そんな下らない言葉が脳裏をよぎった直後、意識が途絶えた。
*
気が付くと、そこは白一色の世界だった。
「ああ、可愛そうに」
どこからか、声が聞こえた。艶美な女性の声だ。
「え? もしかして、女神様ですか?」
「ええ、よく分かりましたね。大体の人は困惑するのですが」
「じゃあ、転生?」
「……話が速くて助かりますわ」
女神様は、わずかな沈黙の後答えた。
「マジかー。転生とか最高じゃん。無双チート? それともスローライフ系?」
「す、少し落ち着きましょうか……」
女神様の
「あなたは高校生にして、カフェイン中毒で死んでしまいました」
「カフェイン中毒って…… マジか。やっぱ錠剤が良くなかったのかな?」
「ええ、錠剤が良くなかったのです」
「そっか。って死因はこの際どうでもいいんだって! 転生! どうなんの! 私が自分で決めていいの?」
「だから、落ち着きなさい。あなたは若くして死んで可哀そうだから、望みどおりの世界へ転生させてあげます」
「望みどおり? 最高じゃん。そんなの、みんな死ぬべきでしょ。って、そうじゃなかった。どんな世界に転生するか……」
「ぶつぶつと独り言を。気持ち悪い少女ですね」
女神様の突然の暴言は無視する。
ダンジョンで無双するか、悪役令嬢をざまあするか、フルダイブ型のVRMMOがある世界も捨てがたい。あるいは、大人気VTuberという手もあるか。

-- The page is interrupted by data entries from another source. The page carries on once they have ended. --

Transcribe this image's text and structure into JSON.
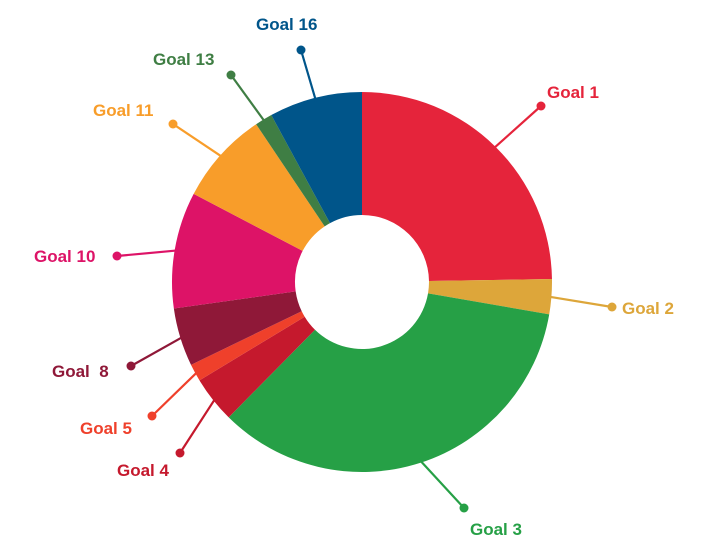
{
  "chart_data": {
    "type": "pie",
    "title": "",
    "slices": [
      {
        "label": "Goal 1",
        "value": 25,
        "color": "#E5243B"
      },
      {
        "label": "Goal 2",
        "value": 3,
        "color": "#DDA63A"
      },
      {
        "label": "Goal 3",
        "value": 35,
        "color": "#26A046"
      },
      {
        "label": "Goal 4",
        "value": 4,
        "color": "#C5192D"
      },
      {
        "label": "Goal 5",
        "value": 1.5,
        "color": "#EF402B"
      },
      {
        "label": "Goal  8",
        "value": 5,
        "color": "#8F1838"
      },
      {
        "label": "Goal 10",
        "value": 10,
        "color": "#DD1367"
      },
      {
        "label": "Goal 11",
        "value": 8,
        "color": "#F89D2A"
      },
      {
        "label": "Goal 13",
        "value": 1.5,
        "color": "#3F7E44"
      },
      {
        "label": "Goal 16",
        "value": 8,
        "color": "#00558A"
      }
    ]
  }
}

いや、でもこういうのはもうカクヨムでいっぱい読んできたしなぁ。私ならではの無双がいいな。
カクヨム…… そうだ!
「いい案を思いつきました!」
「なんですか?」
「何もかも、カクヨムで評価される世界。ってのはどうですか?」
「どうですか? と言われても」
「私ってこう見えても、カクヨムじゃあ割と天才だったんですよ」
「そうですか」
女神様はあまり興味がなさそうだ。
「つまり、学校の成績とか就職とかお給料とか、ぜーんぶがカクヨムの実績で評価される世界なら、無双できる! という訳です!」
「まあ、あなたがそう言うなら、そうしますけど」
さっきまで、私のことを憐れんでくれていたはずの女神様は既に冷めていた。
「では、ごほん」
女神様は咳払いをすると、勢いよく息を吸った。
「転生!!!」
艶美さをまるで感じない野太い叫び声で私は『カクヨムで全てが評価される世界』へと転生した。